SHARI'A MATTERS - In last week’s column, I suggested that a political party like Pakistan Tehrik-e-Insaf should adopt the promotion and implementation of Islamic banking as part of its election manifesto. While Imran Khan may not seem like someone interested in Islamic banking and finance, it (Islamic banking and finance) at times attracts interest from the least expected individuals and institutions. Until recently, I used to deliver a one-day training course in Islamic banking and finance at the London-based Chartered Institute of Securities and Investment. On one such training, I met two individuals from the London Metropolitan Police. On my inquiring, they informed me that they belonged to the financial crime branch and were interested to learn about Islamic banking and finance to see if it was linked to financing of terrorism or any other financial crime such as money laundering. Prior to this I didn't expect police to be interested in Islamic banking and finance. Today, Islamic banking practitioners come from all ethnic backgrounds (from Americans to the Chinese), nationalities (from Ethiopian to South Korean), and from all faith groups (from Jews to Hindus).
This close proximity with the assets being financed makes Islamic banking and finance less prone to corruption. For large transactions, almost always there exists a double due diligence phenomenon (as part of regular banking practices but also an oversight function by the Shari'a supervisory board).
There are some industry observers who argue that Islamic financial transactions are more prone to abuse, given that they are more complex.
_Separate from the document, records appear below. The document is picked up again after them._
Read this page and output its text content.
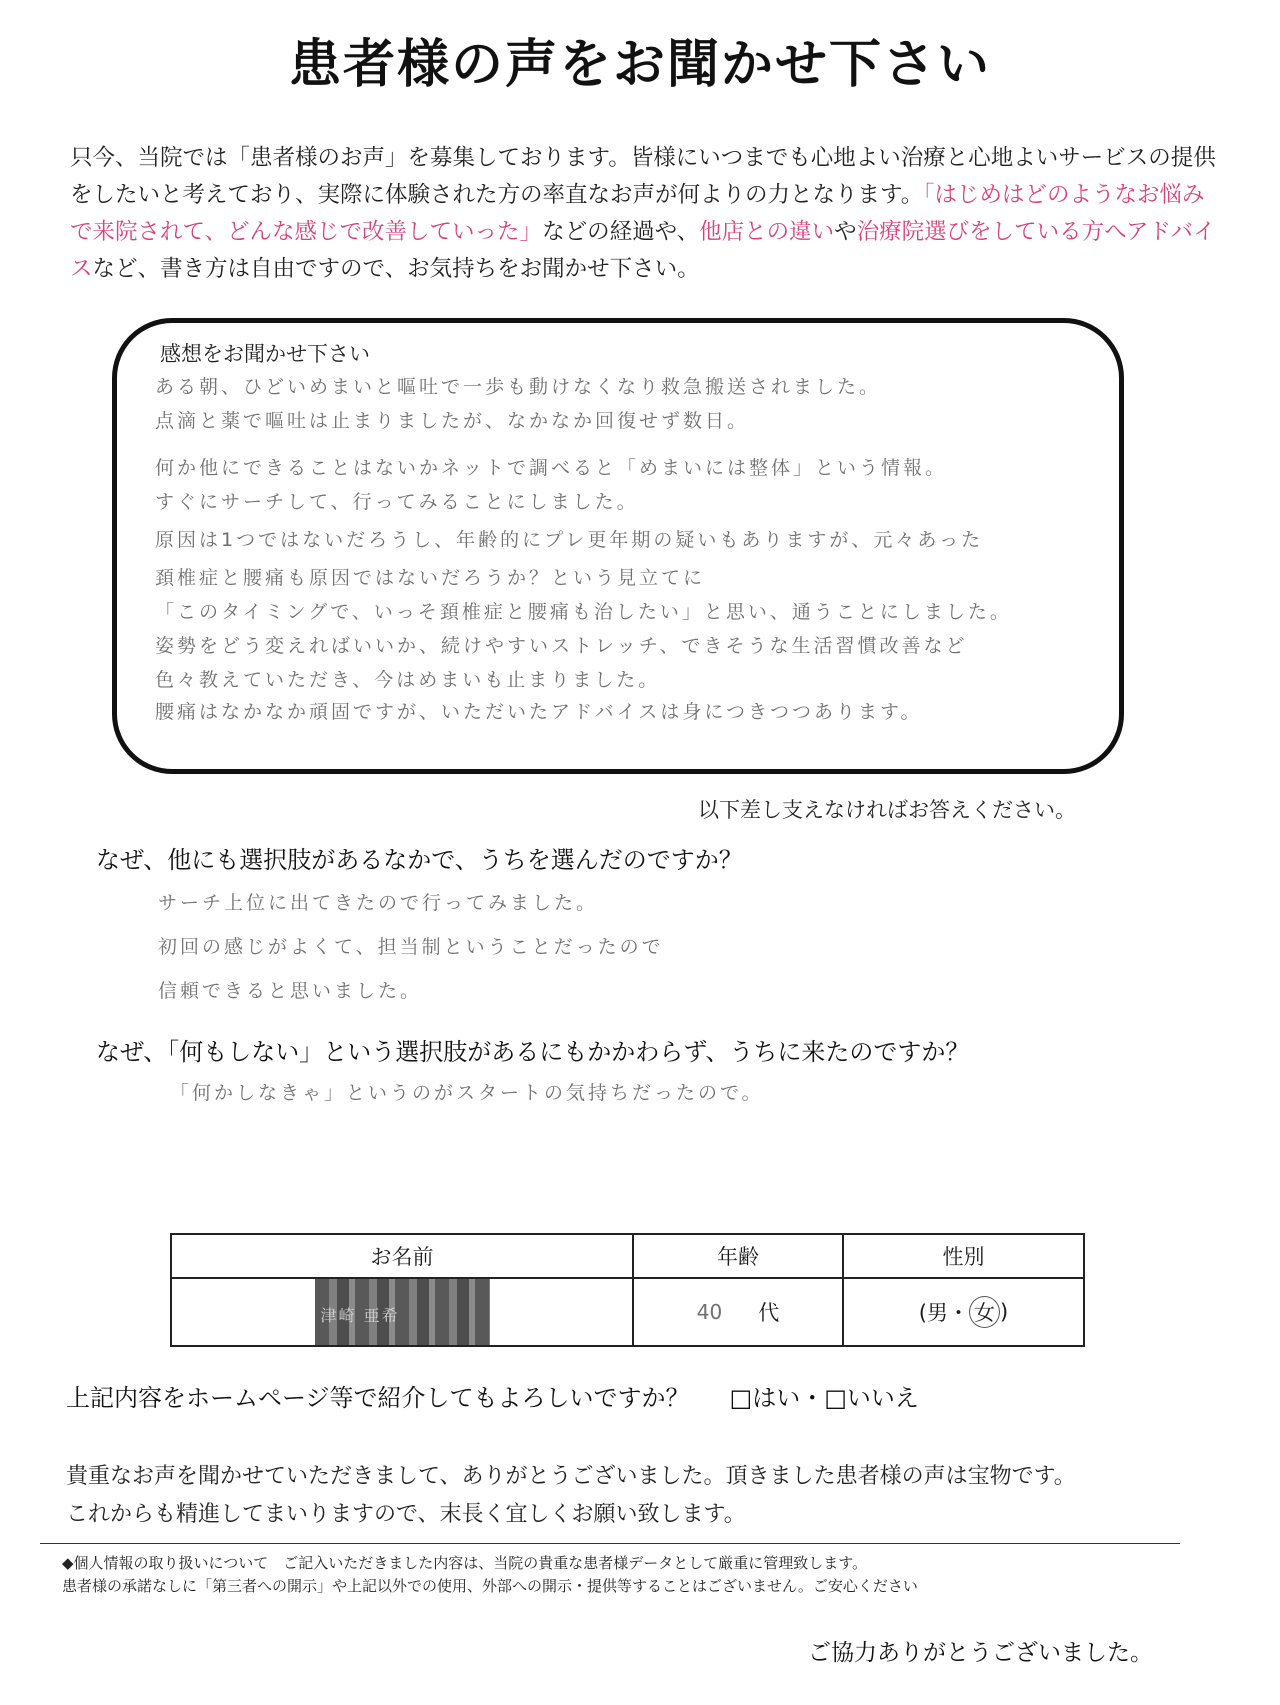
患者様の声をお聞かせ下さい
只今、当院では「患者様のお声」を募集しております。皆様にいつまでも心地よい治療と心地よいサービスの提供をしたいと考えており、実際に体験された方の率直なお声が何よりの力となります。「はじめはどのようなお悩みで来院されて、どんな感じで改善していった」などの経過や、他店との違いや治療院選びをしている方へアドバイスなど、書き方は自由ですので、お気持ちをお聞かせ下さい。
感想をお聞かせ下さい
ある朝、ひどいめまいと嘔吐で一歩も動けなくなり救急搬送されました。
点滴と薬で嘔吐は止まりましたが、なかなか回復せず数日。
何か他にできることはないかネットで調べると「めまいには整体」という情報。
すぐにサーチして、行ってみることにしました。
原因は1つではないだろうし、年齢的にプレ更年期の疑いもありますが、元々あった
頚椎症と腰痛も原因ではないだろうか？という見立てに
「このタイミングで、いっそ頚椎症と腰痛も治したい」と思い、通うことにしました。
姿勢をどう変えればいいか、続けやすいストレッチ、できそうな生活習慣改善など
色々教えていただき、今はめまいも止まりました。
腰痛はなかなか頑固ですが、いただいたアドバイスは身につきつつあります。
以下差し支えなければお答えください。
なぜ、他にも選択肢があるなかで、うちを選んだのですか？
サーチ上位に出てきたので行ってみました。
初回の感じがよくて、担当制ということだったので
信頼できると思いました。
なぜ、「何もしない」という選択肢があるにもかかわらず、うちに来たのですか？
「何かしなきゃ」というのがスタートの気持ちだったので。
お名前	年齢	性別
津崎 亜希	40 代	(男・ 女 )
上記内容をホームページ等で紹介してもよろしいですか？ □はい・□いいえ
貴重なお声を聞かせていただきまして、ありがとうございました。頂きました患者様の声は宝物です。
これからも精進してまいりますので、末長く宜しくお願い致します。
◆個人情報の取り扱いについて　ご記入いただきました内容は、当院の貴重な患者様データとして厳重に管理致します。
患者様の承諾なしに「第三者への開示」や上記以外での使用、外部への開示・提供等することはございません。ご安心ください
ご協力ありがとうございました。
For example, sukuk (a Shari'a compliant equivalent of a bond) structures normally rely on a number of offshore companies (called special purpose vehicles or SPVs), which can potentially be used for tax evasion and similar kinds of financial crime. After all, the famous Enron debacle resulted from a complex nexus of SPVs that the company used before it eventually collapsed. While it is true that sukuk-type structures tend to be more complex than conventional bonds, it is primarily because of the lack of legal infrastructure in a number of countries where sukuk have in the past been issued. Malaysia provides a good example of a country that has developed a comprehensive framework for the issuance of sukuk. Therefore, there sukuk structures tend to be less complicated and consequently less prone to dispute, corruption and fraud. There is a need to study that model for the further development of an Islamic capital market in Pakistan. Once a transparent Islamic capital market is developed, fears of misuse and abuse of Islamic financial structures will diminish. It is important that the government develops a comprehensive plan to privatise the existing banks and financial institutions only through their conversion to Islamic financial institutions. The likes of Abu Dhabi Islamic Bank and many Qatari banks and financial institutions are looking for shopping opportunities out of their respective jurisdictions. Creating an upbeat environment in favour of Islamic banking in Pakistan will certainly attract their attention. Bringing an international class of new investors into Islamic banking in Pakistan will also ease out corrupt practices in the banking sector, by making such institutions less exposed.